When I was 14, I packed my things and left. I was fighting a lot with my mother, and my father was in and out of my life and addicted to painkillers. I just couldn’t do it anymore, so walked out. I lived with my dad for a bit, but it wasn’t good. I stayed with friends, but eventually I moved in with my grandmother.

And let me just say, it saved my life.

She was in her 70s. She wore sweatpants and white shoes and in the winter she wore a faded yellow coat. When she hugged me, her arms trembled, and so did her lips when she kissed my cheek. Her home had the same flower print carpet and brown and white tile it did in ’82, the year I was born. I cannot say I understood her, or that we had really anything in common outside of our family relationship. But one thing I knew for sure, she loved me, and her home was the most stable, unchanging place I had access to. At 14, it was exactly what I needed.

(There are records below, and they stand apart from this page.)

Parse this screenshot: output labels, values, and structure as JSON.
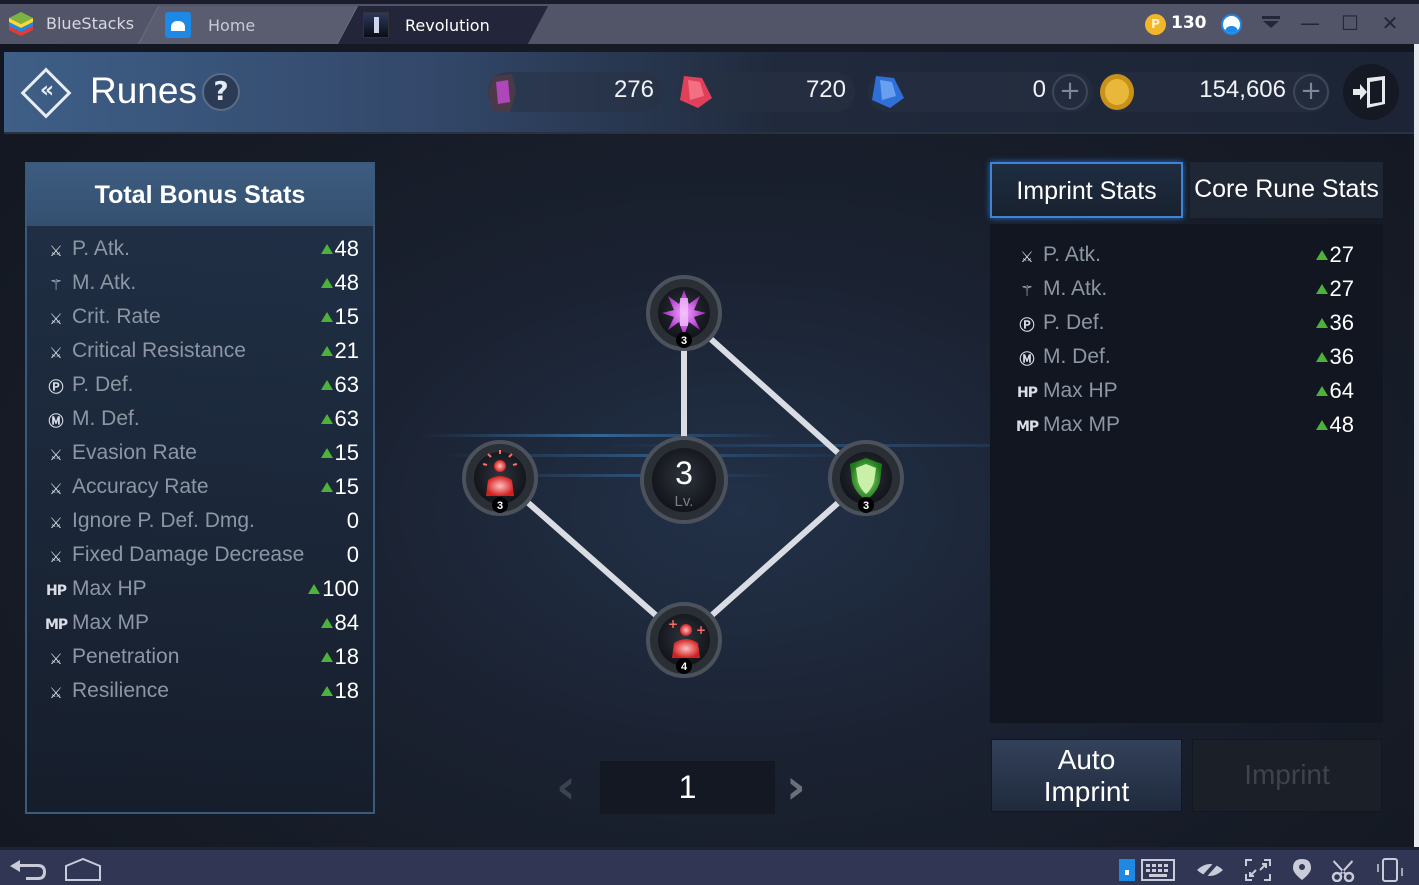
{
  "titlebar": {
    "app_name": "BlueStacks",
    "tabs": [
      {
        "label": "Home",
        "icon": "home-icon",
        "active": false
      },
      {
        "label": "Revolution",
        "icon": "game-icon",
        "active": true
      }
    ],
    "points_icon": "P",
    "points": "130",
    "window_controls": [
      "minimize",
      "maximize",
      "close"
    ],
    "minimize_glyph": "—",
    "maximize_glyph": "☐",
    "close_glyph": "✕"
  },
  "header": {
    "title": "Runes",
    "back_glyph": "«",
    "help_glyph": "?",
    "currencies": [
      {
        "name": "rune-stone",
        "value": "276",
        "color": "#c84bd8"
      },
      {
        "name": "red-gem",
        "value": "720",
        "color": "#e0405a"
      },
      {
        "name": "blue-gem",
        "value": "0",
        "color": "#3a7be0",
        "has_plus": true
      },
      {
        "name": "gold-coin",
        "value": "154,606",
        "color": "#d9a520",
        "has_plus": true
      }
    ],
    "plus_glyph": "+"
  },
  "total_bonus": {
    "title": "Total Bonus Stats",
    "stats": [
      {
        "icon": "⚔",
        "label": "P. Atk.",
        "value": "48",
        "up": true
      },
      {
        "icon": "⚚",
        "label": "M. Atk.",
        "value": "48",
        "up": true
      },
      {
        "icon": "⚔",
        "label": "Crit. Rate",
        "value": "15",
        "up": true
      },
      {
        "icon": "⚔",
        "label": "Critical Resistance",
        "value": "21",
        "up": true
      },
      {
        "icon": "Ⓟ",
        "label": "P. Def.",
        "value": "63",
        "up": true
      },
      {
        "icon": "Ⓜ",
        "label": "M. Def.",
        "value": "63",
        "up": true
      },
      {
        "icon": "⚔",
        "label": "Evasion Rate",
        "value": "15",
        "up": true
      },
      {
        "icon": "⚔",
        "label": "Accuracy Rate",
        "value": "15",
        "up": true
      },
      {
        "icon": "⚔",
        "label": "Ignore P. Def. Dmg.",
        "value": "0",
        "up": false
      },
      {
        "icon": "⚔",
        "label": "Fixed Damage Decrease",
        "value": "0",
        "up": false
      },
      {
        "icon": "HP",
        "label": "Max HP",
        "value": "100",
        "up": true
      },
      {
        "icon": "MP",
        "label": "Max MP",
        "value": "84",
        "up": true
      },
      {
        "icon": "⚔",
        "label": "Penetration",
        "value": "18",
        "up": true
      },
      {
        "icon": "⚔",
        "label": "Resilience",
        "value": "18",
        "up": true
      }
    ]
  },
  "rune_board": {
    "level": "3",
    "level_label": "Lv.",
    "nodes": [
      {
        "name": "top-rune",
        "type": "purple-crystal",
        "level": "3",
        "color": "#d04ee8"
      },
      {
        "name": "left-rune",
        "type": "red-body-glow",
        "level": "3",
        "color": "#e23b3b"
      },
      {
        "name": "right-rune",
        "type": "green-shield",
        "level": "3",
        "color": "#3fae3a"
      },
      {
        "name": "bottom-rune",
        "type": "red-body-plus",
        "level": "4",
        "color": "#e23b3b"
      }
    ]
  },
  "pager": {
    "prev_glyph": "‹",
    "next_glyph": "›",
    "page": "1"
  },
  "stats_tabs": [
    {
      "label": "Imprint Stats",
      "active": true
    },
    {
      "label": "Core Rune Stats",
      "active": false
    }
  ],
  "imprint_stats": [
    {
      "icon": "⚔",
      "label": "P. Atk.",
      "value": "27",
      "up": true
    },
    {
      "icon": "⚚",
      "label": "M. Atk.",
      "value": "27",
      "up": true
    },
    {
      "icon": "Ⓟ",
      "label": "P. Def.",
      "value": "36",
      "up": true
    },
    {
      "icon": "Ⓜ",
      "label": "M. Def.",
      "value": "36",
      "up": true
    },
    {
      "icon": "HP",
      "label": "Max HP",
      "value": "64",
      "up": true
    },
    {
      "icon": "MP",
      "label": "Max MP",
      "value": "48",
      "up": true
    }
  ],
  "actions": {
    "auto_imprint_line1": "Auto",
    "auto_imprint_line2": "Imprint",
    "imprint": "Imprint",
    "imprint_enabled": false
  },
  "navbar": {
    "left": [
      "back-icon",
      "home-icon"
    ],
    "right": [
      "phone-mode-icon",
      "keyboard-icon",
      "eye-off-icon",
      "fullscreen-icon",
      "location-icon",
      "scissors-icon",
      "shake-icon"
    ]
  },
  "colors": {
    "accent_blue": "#3f83d6",
    "stat_up_green": "#4cb23a",
    "bluestacks_tab_active": "#23263a"
  }
}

I was scared to ask her if I could live with her, but at the time, I felt out of options. I was at her house for dinner. She’d just made me bacon and eggs, and as I sat at her counter eating, I slowly prepared for the question, my right hand rubbing the counter top, my left heel bouncing. I gave it a couple false starts, “What do you think about…” and “How would you feel if …” before I actually asked if I could live with her.

Grandma was standing across from me, her left hand leaning against the kitchen sink. She looked in my eyes, and then down at the counter. Her glasses were smudged with moisturizer. Perhaps she wondered if she could still care for a teenager. Maybe she wondered if it was her place to raise me. I don’t know all that going though her mind, but what I do know is that she leaned her elbows on the table, her face level with mine, and agreed under two conditions: I would attend church, and I would keep my hair short. Naturally I agreed to her conditions, and she gave me the bedroom my father shared with my Uncle Jack.

I stayed there until I finished high school, and it’s only now, as I’m learning about my 20-year high school reunion, after having three children of my own, that I realize why my grandmother was so reluctant to say “yes,“ and how much she must have sacrificed by taking in her troubled, slightly drug addicted, disgruntled, often absent from class, foul mouthed, rebellious, grandson, who went on to grow his hair long and refuse to attend church.

Courtesy of Clint Edwards

She fought with me over homework, girls, drugs, clothing, hygiene, religion, bad movies and music. It was just the two of us in that home. My grandfather had died a few years earlier. To be honest, I lost track of how many times I attempted to drop out of high school, and she looked me in the eyes and called me “a dammed fool” when I did.

She never took her eyes off me. I can still remember her sitting in the white vinyl rocker next to the refrigerator, a wrinkled moisturizer-soaked hand on her forehead, shoulders slumped, trying to figure out how to raise a teenager long after she’d intended to raise a teenager.

I can say with 100% confidence that I’d never have straightened out, finished high school, and eventually gone to college without my grandmother. I’d have never gotten married to a wonderful, charming and supportive woman, and gone on to have three wonderful children without my grandmother’s support and guidance and unwavering dedication. Right now, as I write this, I’m 37 years old, and I think I’m a pretty good dude, with a stable marriage, and awesome kids.

All of it started with the foundation my grandmother set when she said, “Yes, you can live here.”

My grandma died when I was 21, long before she had a chance to see me turn into something she could be proud of. But I must say, I cannot think about my grandmother’s face as I graduated from high school and not remember both the pride and relief I saw in her eyes.

So grandparents raising your child’s child, I know it’s a burden. But I also want you to know that you are probably saving that child’s life in ways you may never see. You are giving them the stable foundation that they so desperately need to become something more than they could be otherwise. Yes, it’s frustration. Yes, it can feel like a burden. But you are making a difference. So hold ’em tight no matter what, because they might not appreciate it now, but they will. Trust me. I know.